Nunca um projeto sobre Elvis deu tanta importância à cultura e aos artistas que o influenciaram. Como o filme todo é feito com autorização da família do músico, ele também se aproveita desse arco para minar a história de que Elvis teria “roubado” a estética desses artistas para o próprio lucro. O filme também é utilizado para minar a narrativa do Elvis conservador, do artista que não participou dos movimentos pelos direitos civis e tampouco se manifestou sobre isso à época, mas mostrado no filme como um ser político, plenamente ciente das questões sociais que o cercam.

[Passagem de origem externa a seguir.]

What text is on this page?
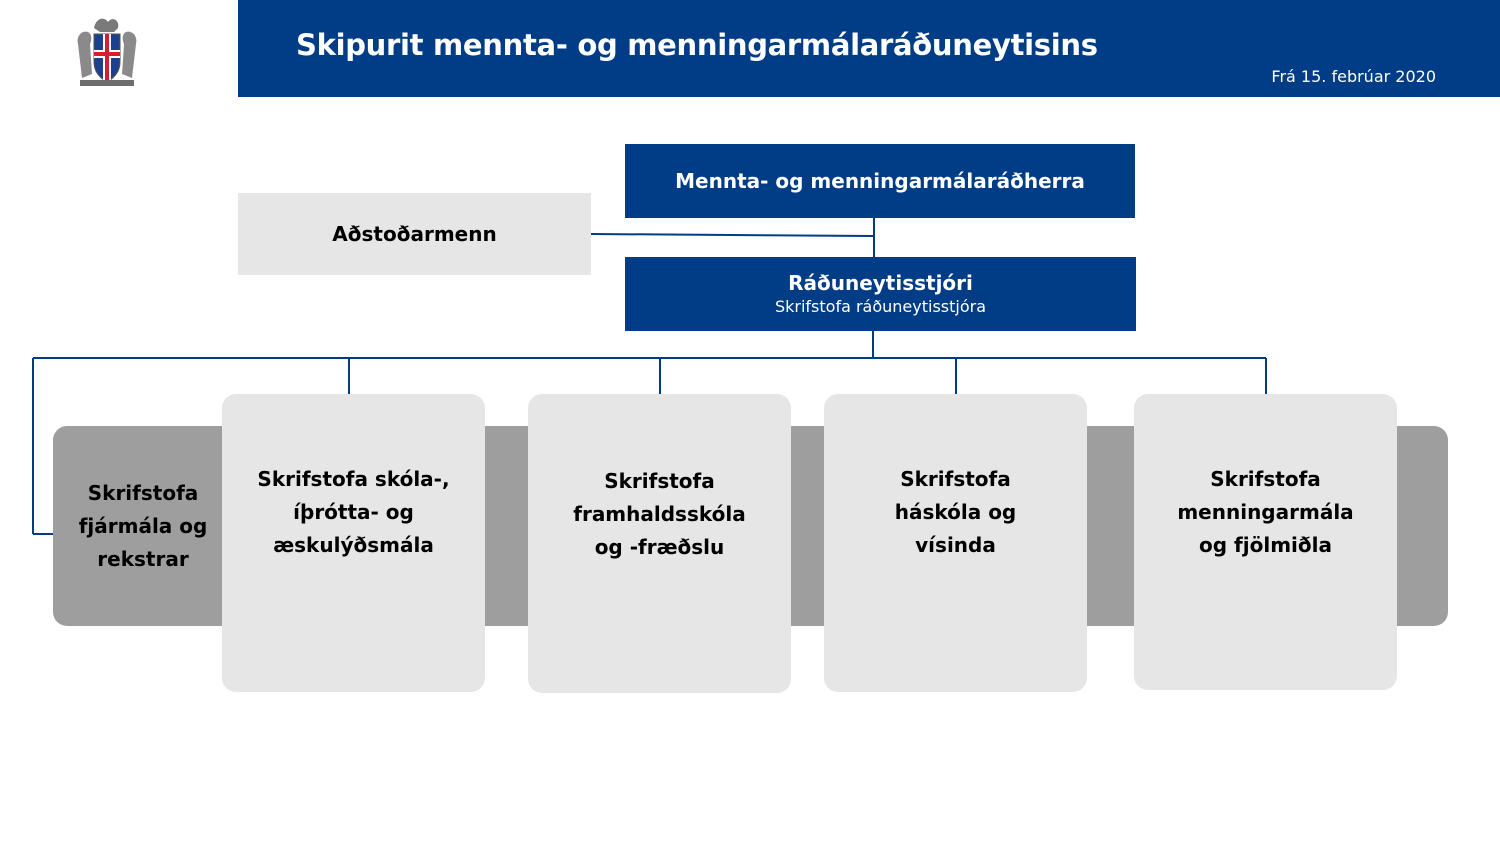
Skipurit mennta- og menningarmálaráðuneytisins
Frá 15. febrúar 2020
Mennta- og menningarmálaráðherra
Aðstoðarmenn
Ráðuneytisstjóri
Skrifstofa ráðuneytisstjóra
Skrifstofa
fjármála og
rekstrar
Skrifstofa skóla-,
íþrótta- og
æskulýðsmála
Skrifstofa
framhaldsskóla
og -fræðslu
Skrifstofa
háskóla og
vísinda
Skrifstofa
menningarmála
og fjölmiðla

Até para reforçar esse aspecto, “Elvis” é muito eficiente em mostrar seu biografado como uma ameaça aos costumes sulistas da época. Nos primeiros anos, ele era um jovem branco que cantava e dançava como um negro em um período de segregação racial, além de abusar da sensualidade em movimentos considerados profanos. Elvis era uma incômoda ameaça à moral e aos bons costumes, o símbolo de "degradação" da juventude.
O filme, porém, lida pouco com a ironia de como o Rei do Rock larga dessa posição de contracultura para se tornar uma atração de Las Vegas, o cemitério da arte. O fim de carreira de Elvis e o pesado consumo de drogas ganham espaço no terceiro ato (mesmo que o abuso de drogas seja sugerido antes) de forma quase respeitosa, tirando do músico um pouco da responsabilidade por seus atos.
A edição com estética de videoclipe, uma das especialidades de Luhrmann, dá ritmo frenético ao filme, mas também atropela alguns arcos dramáticos que poderiam conferir peso ao filme - o cineasta nunca foi conhecido por sequências longas, respiros dramáticos e cenas bem desenvolvidas, mas pelo senso estético e pela narrativa pop.
De qualquer forma, “Elvis” é um espetáculo às vezes desnorteante, uma mistura de sons, cores e imagens para contar a história de uma lenda - o fato de o filme ser narrado pelo Coronel reforça essa sensação de contação de história. Potencializado pela atuação magistral de Austin Butler, Baz Luhrmann transforma Elvis em cinema e conta sua vida da maneira como ela foi vivida até o momento de sua morte, aos 42 anos: acelerada, torta e selvagem, sem tempo para um respiro.